Pre-Mortem and Sanity Check
the final gate in the forecast pipeline
This is the fifth post in a series on building an AI forecasting bot. In previous posts, I covered the Broken Leg check (short-circuiting on breaking news) and classification and method selection (routing questions to the right forecasting approach) and decay functions (updating as time runs out).
Forecasting failures are often obvious in hindsight. A lot of them could have been caught by a brief moment of structured skepticism. Conceptually, there are two parts: a pre-mortem and a sanity check. They are related, but they catch different classes of mistakes. The pre-mortem asks “what could go wrong?” while the sanity check ensures the forecast doesn’t violate basic reasoning.
What Could Go Wrong?
The pre-mortem assumes the forecast is wrong and asks why.
What plausible unconsidered path could change the outcome?
Consider a question like:
Will Company X release Product Y by December 31?
Suppose the pipeline outputs 65%, based on past delivery timelines, current hiring signals, and executive statements. This may be directionally reasonable, but it embeds a quiet assumption: that the product is released at all, cleanly, under the same name, and under the same definition implied by the question.
In practice, questions like this commonly fail in predictable ways.
Maybe the product is canceled. Maybe the company is acquired invalidating the “Will Company X” portion of the resolution criteria. Maybe the release happens, but in a form that doesn’t meet the specification of the question.
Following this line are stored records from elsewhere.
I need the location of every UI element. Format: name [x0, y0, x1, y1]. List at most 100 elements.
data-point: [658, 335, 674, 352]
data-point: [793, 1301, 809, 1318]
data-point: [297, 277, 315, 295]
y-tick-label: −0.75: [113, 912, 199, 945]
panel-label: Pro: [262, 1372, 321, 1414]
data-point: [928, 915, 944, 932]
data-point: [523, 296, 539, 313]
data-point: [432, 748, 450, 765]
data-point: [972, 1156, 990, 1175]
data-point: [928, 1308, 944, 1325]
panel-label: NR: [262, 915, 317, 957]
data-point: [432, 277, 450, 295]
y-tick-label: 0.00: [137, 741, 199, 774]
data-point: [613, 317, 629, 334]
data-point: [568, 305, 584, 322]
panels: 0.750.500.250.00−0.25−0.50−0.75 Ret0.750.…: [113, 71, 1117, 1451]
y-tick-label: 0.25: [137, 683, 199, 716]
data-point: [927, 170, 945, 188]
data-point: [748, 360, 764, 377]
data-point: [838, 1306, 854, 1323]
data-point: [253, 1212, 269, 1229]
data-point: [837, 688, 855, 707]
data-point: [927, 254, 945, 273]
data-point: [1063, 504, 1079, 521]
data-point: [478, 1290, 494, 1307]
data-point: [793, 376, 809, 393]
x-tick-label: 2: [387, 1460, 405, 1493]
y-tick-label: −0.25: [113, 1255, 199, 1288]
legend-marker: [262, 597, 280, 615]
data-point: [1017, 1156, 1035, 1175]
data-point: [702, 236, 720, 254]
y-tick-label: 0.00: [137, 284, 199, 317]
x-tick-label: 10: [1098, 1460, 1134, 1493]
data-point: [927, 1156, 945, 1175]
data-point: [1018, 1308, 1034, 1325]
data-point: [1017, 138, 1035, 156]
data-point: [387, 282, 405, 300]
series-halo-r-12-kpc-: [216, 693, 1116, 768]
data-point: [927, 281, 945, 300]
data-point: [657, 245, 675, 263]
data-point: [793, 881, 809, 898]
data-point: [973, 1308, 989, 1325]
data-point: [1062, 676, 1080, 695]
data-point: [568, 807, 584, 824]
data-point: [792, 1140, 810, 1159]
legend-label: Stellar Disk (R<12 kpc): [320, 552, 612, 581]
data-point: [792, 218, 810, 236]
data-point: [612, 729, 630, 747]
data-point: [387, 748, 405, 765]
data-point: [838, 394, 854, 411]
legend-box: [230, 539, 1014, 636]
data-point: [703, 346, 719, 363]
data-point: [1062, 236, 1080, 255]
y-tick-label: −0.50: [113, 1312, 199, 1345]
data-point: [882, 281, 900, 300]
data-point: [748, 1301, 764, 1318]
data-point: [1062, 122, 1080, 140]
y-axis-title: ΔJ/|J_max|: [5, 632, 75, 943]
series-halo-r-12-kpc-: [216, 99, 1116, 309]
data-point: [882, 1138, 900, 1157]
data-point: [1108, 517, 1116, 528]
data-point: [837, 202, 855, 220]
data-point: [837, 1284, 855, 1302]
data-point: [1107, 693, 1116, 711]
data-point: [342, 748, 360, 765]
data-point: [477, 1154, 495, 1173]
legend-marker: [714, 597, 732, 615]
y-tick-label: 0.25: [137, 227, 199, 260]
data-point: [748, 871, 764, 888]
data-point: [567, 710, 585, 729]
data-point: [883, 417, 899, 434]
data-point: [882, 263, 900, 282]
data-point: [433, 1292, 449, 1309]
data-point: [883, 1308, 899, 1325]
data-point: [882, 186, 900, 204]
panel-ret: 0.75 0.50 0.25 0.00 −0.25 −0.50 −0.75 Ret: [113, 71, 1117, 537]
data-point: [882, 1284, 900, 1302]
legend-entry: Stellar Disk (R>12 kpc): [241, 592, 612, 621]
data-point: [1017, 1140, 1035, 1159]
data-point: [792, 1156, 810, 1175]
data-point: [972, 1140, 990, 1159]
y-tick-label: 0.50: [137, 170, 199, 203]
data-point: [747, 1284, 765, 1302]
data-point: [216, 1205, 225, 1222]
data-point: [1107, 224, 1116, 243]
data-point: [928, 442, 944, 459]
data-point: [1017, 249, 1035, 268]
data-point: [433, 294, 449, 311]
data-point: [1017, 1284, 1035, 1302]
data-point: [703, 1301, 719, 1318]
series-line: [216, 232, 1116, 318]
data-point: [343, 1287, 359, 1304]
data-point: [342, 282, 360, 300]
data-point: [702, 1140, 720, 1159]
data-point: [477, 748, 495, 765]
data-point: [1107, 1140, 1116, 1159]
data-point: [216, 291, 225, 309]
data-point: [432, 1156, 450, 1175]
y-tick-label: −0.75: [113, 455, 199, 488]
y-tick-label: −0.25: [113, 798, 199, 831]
A forecaster might try to account for many of these implicitly, but being explicit makes it less likely that something important will be left out. These adjustments are often modest, but they materially improve the forecast.
Wait, What?
The sanity check asks a different question:
Does this number make sense given what we know about the world?
Sometimes, even for a human, following a sound process can still produce obvious failures.
Consider the question:
Will it snow on July 4th, 2026 in New York City?
Suppose the pipeline outputs 3%.
It is easy to see how this could happen if the bot grabs the wrong base rate. NYC gets snow ~12 days a year ≈ 3.3%, but to anyone with lived experience, this is obviously absurd.
If a forecast implies something wildly inconsistent with ordinary experience, one of its assumptions is probably wrong. The sanity check does its job by catching and correcting obvious problems.
Completing the Pipeline
The pre-mortem and the sanity check serve different roles. The pre-mortem looks for missing paths to failure. The sanity check looks for structural mistakes that make the forecast incoherent even if no single step was obviously wrong.
If either of these fire, the forecast needs a second pass, and possibly a different approach altogether.
Once these checks are complete, the forecast is ready to submit.



Amazing job, Jonathan! This Substack series would also be an excellent introductory course for anyone looking to improve their forecasting skills.
I like the sequential approach. While moving through the pipeline, is the model maintaining the full context at each stage, or are the individual prompts isolated? My subjective impression is that the standard approach of querying the model with a long and context-heavy prompt contaminates the output and has diminishing returns. I'm interested in the perspective of someone who is experimenting with this approach hands-on.
Good luck with the tournament! Though I'm competing on the human side of the leaderboard this quarter, and with models getting this sophisticated, I'll need some luck myself.